A single test

The configuration files for the evaluation of acoustic models are the .ini files in the ./scripts directory. They contain the names of the dictionaries and the language models. In this tutorial we focus on the 20k open vocabulary evaluation set (nov.92).

Converting lexicon and language model is explained in Preparing the data. The evaluation of your models can be done by running this script:

> spr_eval.py -v LEX=20k -v LM=t20k wsj0+1_mida_vtln_CD.ini MY_EXP  ../resources/SPRAAK/nov92_np_20k.cor ../data/wsj0 wv1 thr=50.0 lma=1.5 lmc=-5

Transcription will be saved in MY_EXP.OUT files while results in MY_EXP.RES files. Try different values of lma, lmc, and thr to get best transcription with your models.

Optimizing Parameters

There are a few parameters that need optimization in virtually every setup. These are the parameters that weight the acoustic vs. the language model and the beam search parameters.

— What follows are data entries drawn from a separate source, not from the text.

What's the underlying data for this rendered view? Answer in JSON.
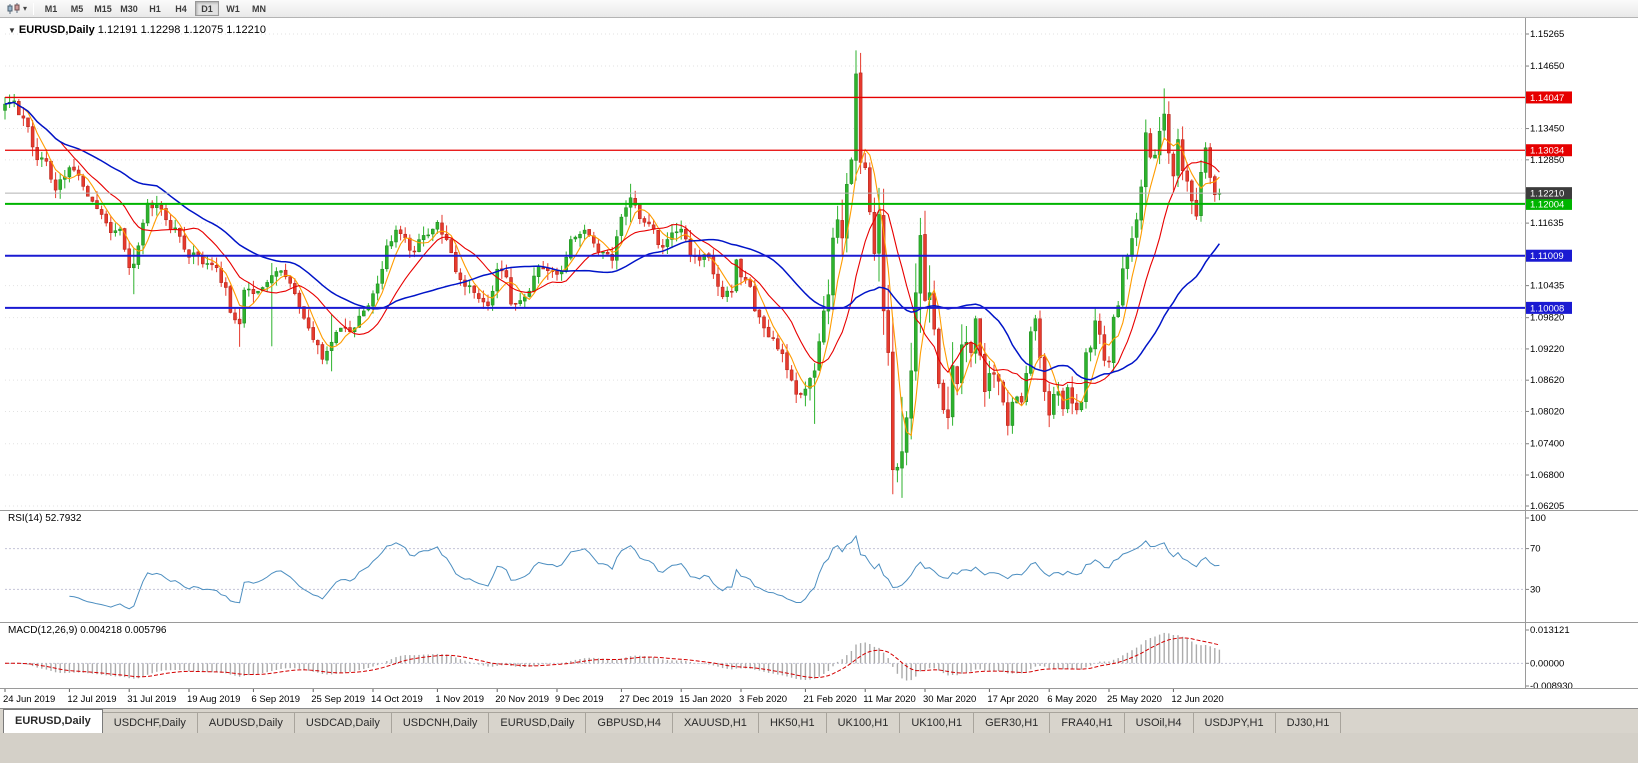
{
  "toolbar": {
    "chart_type_icon": "candlestick-chart-icon",
    "dropdown_glyph": "▾",
    "timeframes": [
      "M1",
      "M5",
      "M15",
      "M30",
      "H1",
      "H4",
      "D1",
      "W1",
      "MN"
    ],
    "active_timeframe": "D1"
  },
  "chart_header": {
    "collapse_icon": "▼",
    "title": "EURUSD,Daily",
    "ohlc": "1.12191 1.12298 1.12075 1.12210"
  },
  "rsi_panel": {
    "label": "RSI(14) 52.7932",
    "period": 14,
    "value": 52.7932,
    "line_color": "#4c8ec0",
    "scale": [
      {
        "label": "100",
        "value": 100
      },
      {
        "label": "70",
        "value": 70
      },
      {
        "label": "30",
        "value": 30
      }
    ],
    "levels": [
      70,
      30
    ],
    "range": [
      0,
      100
    ]
  },
  "macd_panel": {
    "label": "MACD(12,26,9) 0.004218 0.005796",
    "fast": 12,
    "slow": 26,
    "signal": 9,
    "main_value": 0.004218,
    "signal_value": 0.005796,
    "histogram_color": "#ababab",
    "signal_color": "#d40000",
    "scale": [
      {
        "label": "0.013121",
        "value": 0.013121
      },
      {
        "label": "0.00000",
        "value": 0
      },
      {
        "label": "-0.008930",
        "value": -0.00893
      }
    ],
    "range": [
      -0.00893,
      0.013121
    ]
  },
  "bottom_tabs": {
    "active_index": 0,
    "tabs": [
      "EURUSD,Daily",
      "USDCHF,Daily",
      "AUDUSD,Daily",
      "USDCAD,Daily",
      "USDCNH,Daily",
      "EURUSD,Daily",
      "GBPUSD,H4",
      "XAUUSD,H1",
      "HK50,H1",
      "UK100,H1",
      "UK100,H1",
      "GER30,H1",
      "FRA40,H1",
      "USOil,H4",
      "USDJPY,H1",
      "DJ30,H1"
    ]
  },
  "chart_data": {
    "type": "candlestick",
    "symbol": "EURUSD",
    "timeframe": "Daily",
    "last_ohlc": {
      "open": 1.12191,
      "high": 1.12298,
      "low": 1.12075,
      "close": 1.1221
    },
    "price_range": [
      1.06205,
      1.15265
    ],
    "y_ticks": [
      1.15265,
      1.1465,
      1.1345,
      1.1285,
      1.11635,
      1.10435,
      1.0982,
      1.0922,
      1.0862,
      1.0802,
      1.074,
      1.068,
      1.06205
    ],
    "price_lines": [
      {
        "price": 1.14047,
        "color": "#e60000",
        "role": "resistance"
      },
      {
        "price": 1.13034,
        "color": "#e60000",
        "role": "resistance"
      },
      {
        "price": 1.12004,
        "color": "#00b400",
        "role": "support"
      },
      {
        "price": 1.11009,
        "color": "#1a1ad2",
        "role": "support"
      },
      {
        "price": 1.10008,
        "color": "#1a1ad2",
        "role": "support"
      }
    ],
    "current_price": {
      "value": 1.1221,
      "label": "1.12210",
      "line_color": "#b2b2b2",
      "badge_color": "#3c3c3c"
    },
    "x_labels": [
      "24 Jun 2019",
      "12 Jul 2019",
      "31 Jul 2019",
      "19 Aug 2019",
      "6 Sep 2019",
      "25 Sep 2019",
      "14 Oct 2019",
      "1 Nov 2019",
      "20 Nov 2019",
      "9 Dec 2019",
      "27 Dec 2019",
      "15 Jan 2020",
      "3 Feb 2020",
      "21 Feb 2020",
      "11 Mar 2020",
      "30 Mar 2020",
      "17 Apr 2020",
      "6 May 2020",
      "25 May 2020",
      "12 Jun 2020"
    ],
    "x_label_indices": [
      0,
      14,
      27,
      40,
      54,
      67,
      80,
      94,
      107,
      120,
      134,
      147,
      160,
      174,
      187,
      200,
      214,
      227,
      240,
      254
    ],
    "candle_count": 265,
    "up_color": "#2db22d",
    "up_border": "#1d861d",
    "down_color": "#e63a2e",
    "down_border": "#ae1f14",
    "moving_averages": [
      {
        "period": 5,
        "color": "#ff9c00"
      },
      {
        "period": 13,
        "color": "#e80000"
      },
      {
        "period": 34,
        "color": "#0014c8"
      }
    ],
    "close_anchors": [
      [
        0,
        1.1392
      ],
      [
        2,
        1.1398
      ],
      [
        4,
        1.1365
      ],
      [
        7,
        1.1285
      ],
      [
        9,
        1.1282
      ],
      [
        11,
        1.1227
      ],
      [
        14,
        1.127
      ],
      [
        16,
        1.1255
      ],
      [
        18,
        1.1215
      ],
      [
        21,
        1.118
      ],
      [
        23,
        1.1145
      ],
      [
        25,
        1.1152
      ],
      [
        27,
        1.1078
      ],
      [
        28,
        1.1085
      ],
      [
        29,
        1.112
      ],
      [
        31,
        1.1202
      ],
      [
        33,
        1.1198
      ],
      [
        35,
        1.117
      ],
      [
        38,
        1.1138
      ],
      [
        40,
        1.1098
      ],
      [
        42,
        1.11
      ],
      [
        44,
        1.1086
      ],
      [
        46,
        1.1078
      ],
      [
        48,
        1.104
      ],
      [
        49,
        1.0992
      ],
      [
        51,
        1.097
      ],
      [
        52,
        1.1035
      ],
      [
        54,
        1.1028
      ],
      [
        56,
        1.104
      ],
      [
        58,
        1.1063
      ],
      [
        60,
        1.1072
      ],
      [
        62,
        1.1048
      ],
      [
        64,
        1.1002
      ],
      [
        66,
        1.0962
      ],
      [
        67,
        1.094
      ],
      [
        69,
        1.0902
      ],
      [
        71,
        1.0935
      ],
      [
        73,
        1.0962
      ],
      [
        75,
        1.0955
      ],
      [
        77,
        1.0985
      ],
      [
        79,
        1.1005
      ],
      [
        80,
        1.1028
      ],
      [
        82,
        1.1075
      ],
      [
        83,
        1.112
      ],
      [
        85,
        1.115
      ],
      [
        87,
        1.1135
      ],
      [
        89,
        1.1108
      ],
      [
        91,
        1.114
      ],
      [
        93,
        1.1152
      ],
      [
        94,
        1.1165
      ],
      [
        96,
        1.1132
      ],
      [
        98,
        1.107
      ],
      [
        100,
        1.1042
      ],
      [
        102,
        1.103
      ],
      [
        104,
        1.1012
      ],
      [
        105,
        1.1005
      ],
      [
        107,
        1.1075
      ],
      [
        109,
        1.106
      ],
      [
        110,
        1.1008
      ],
      [
        112,
        1.1015
      ],
      [
        113,
        1.1022
      ],
      [
        115,
        1.1062
      ],
      [
        116,
        1.108
      ],
      [
        118,
        1.1072
      ],
      [
        120,
        1.1065
      ],
      [
        122,
        1.1098
      ],
      [
        123,
        1.1132
      ],
      [
        125,
        1.1142
      ],
      [
        126,
        1.115
      ],
      [
        128,
        1.1125
      ],
      [
        130,
        1.1108
      ],
      [
        132,
        1.1092
      ],
      [
        134,
        1.1175
      ],
      [
        136,
        1.1212
      ],
      [
        138,
        1.1172
      ],
      [
        140,
        1.1162
      ],
      [
        142,
        1.1122
      ],
      [
        144,
        1.1132
      ],
      [
        147,
        1.1152
      ],
      [
        149,
        1.1102
      ],
      [
        151,
        1.1092
      ],
      [
        153,
        1.1098
      ],
      [
        155,
        1.1042
      ],
      [
        156,
        1.1022
      ],
      [
        158,
        1.1032
      ],
      [
        159,
        1.1093
      ],
      [
        160,
        1.106
      ],
      [
        162,
        1.1042
      ],
      [
        163,
        1.0995
      ],
      [
        165,
        1.0962
      ],
      [
        166,
        1.0945
      ],
      [
        168,
        1.0922
      ],
      [
        169,
        1.0913
      ],
      [
        171,
        1.0862
      ],
      [
        172,
        1.0835
      ],
      [
        174,
        1.0845
      ],
      [
        176,
        1.088
      ],
      [
        178,
        1.0995
      ],
      [
        179,
        1.1026
      ],
      [
        180,
        1.1135
      ],
      [
        181,
        1.117
      ],
      [
        182,
        1.1135
      ],
      [
        183,
        1.1238
      ],
      [
        184,
        1.1285
      ],
      [
        185,
        1.145
      ],
      [
        186,
        1.128
      ],
      [
        187,
        1.127
      ],
      [
        188,
        1.1185
      ],
      [
        189,
        1.1105
      ],
      [
        190,
        1.118
      ],
      [
        191,
        1.0995
      ],
      [
        192,
        1.0915
      ],
      [
        193,
        1.069
      ],
      [
        194,
        1.0695
      ],
      [
        195,
        1.0725
      ],
      [
        196,
        1.079
      ],
      [
        197,
        1.088
      ],
      [
        198,
        1.103
      ],
      [
        199,
        1.114
      ],
      [
        200,
        1.1015
      ],
      [
        201,
        1.103
      ],
      [
        202,
        1.096
      ],
      [
        203,
        1.0855
      ],
      [
        204,
        1.0805
      ],
      [
        205,
        1.079
      ],
      [
        206,
        1.089
      ],
      [
        207,
        1.0855
      ],
      [
        208,
        1.093
      ],
      [
        209,
        1.0935
      ],
      [
        210,
        1.0915
      ],
      [
        211,
        1.098
      ],
      [
        212,
        1.091
      ],
      [
        213,
        1.084
      ],
      [
        214,
        1.0875
      ],
      [
        216,
        1.086
      ],
      [
        217,
        1.082
      ],
      [
        218,
        1.0775
      ],
      [
        219,
        1.082
      ],
      [
        220,
        1.083
      ],
      [
        221,
        1.082
      ],
      [
        222,
        1.0875
      ],
      [
        223,
        1.0955
      ],
      [
        224,
        1.098
      ],
      [
        225,
        1.0905
      ],
      [
        226,
        1.084
      ],
      [
        227,
        1.0795
      ],
      [
        228,
        1.0835
      ],
      [
        229,
        1.084
      ],
      [
        230,
        1.0807
      ],
      [
        231,
        1.0848
      ],
      [
        232,
        1.0818
      ],
      [
        233,
        1.0805
      ],
      [
        234,
        1.082
      ],
      [
        235,
        1.0915
      ],
      [
        236,
        1.0924
      ],
      [
        237,
        1.0976
      ],
      [
        238,
        1.095
      ],
      [
        239,
        1.09
      ],
      [
        240,
        1.0897
      ],
      [
        241,
        1.0983
      ],
      [
        242,
        1.1005
      ],
      [
        243,
        1.1076
      ],
      [
        244,
        1.1101
      ],
      [
        245,
        1.1134
      ],
      [
        246,
        1.117
      ],
      [
        247,
        1.1233
      ],
      [
        248,
        1.1337
      ],
      [
        249,
        1.129
      ],
      [
        250,
        1.1294
      ],
      [
        251,
        1.134
      ],
      [
        252,
        1.1373
      ],
      [
        253,
        1.1298
      ],
      [
        254,
        1.1254
      ],
      [
        255,
        1.1324
      ],
      [
        256,
        1.1264
      ],
      [
        257,
        1.1244
      ],
      [
        258,
        1.1206
      ],
      [
        259,
        1.1177
      ],
      [
        260,
        1.1261
      ],
      [
        261,
        1.1308
      ],
      [
        262,
        1.1251
      ],
      [
        263,
        1.1218
      ],
      [
        264,
        1.1221
      ]
    ],
    "wick_overrides": [
      [
        28,
        1.1115,
        1.1027
      ],
      [
        51,
        1.1002,
        1.0926
      ],
      [
        58,
        1.1087,
        1.0927
      ],
      [
        71,
        1.0988,
        1.0879
      ],
      [
        136,
        1.1239,
        1.1165
      ],
      [
        176,
        1.089,
        1.0778
      ],
      [
        185,
        1.1495,
        1.129
      ],
      [
        191,
        1.1189,
        1.0955
      ],
      [
        193,
        1.0981,
        1.0655
      ],
      [
        195,
        1.083,
        1.0636
      ],
      [
        199,
        1.1148,
        1.0953
      ],
      [
        218,
        1.082,
        1.0756
      ],
      [
        248,
        1.1362,
        1.1195
      ],
      [
        252,
        1.1422,
        1.1323
      ]
    ]
  }
}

SPRAAK uses following unorthodox global scoring:

total_score = acoustic_model_score(log10) + LMA*language_model_score(log) + LMC

For the beam search two parameters matter:

max_bw  the maximum beamwidth (depends on vocabulary and language model)
thr     is an absolute threshold used for beam pruning

The max_bw parameter can be set once for a given task. E.g. for the WSJ a maximum beam width of 80.000 has proven to be fine. The threshold is somewhat dependent on the acoustic model and the parameter settings for AM and LM weighting. We have seen good compromises between performance and efficiency when the average beaam width is about 1/5 of the maximum beamwidth. The average beam width is given in the result file. Hence it may require a bit of tuning to find a good value.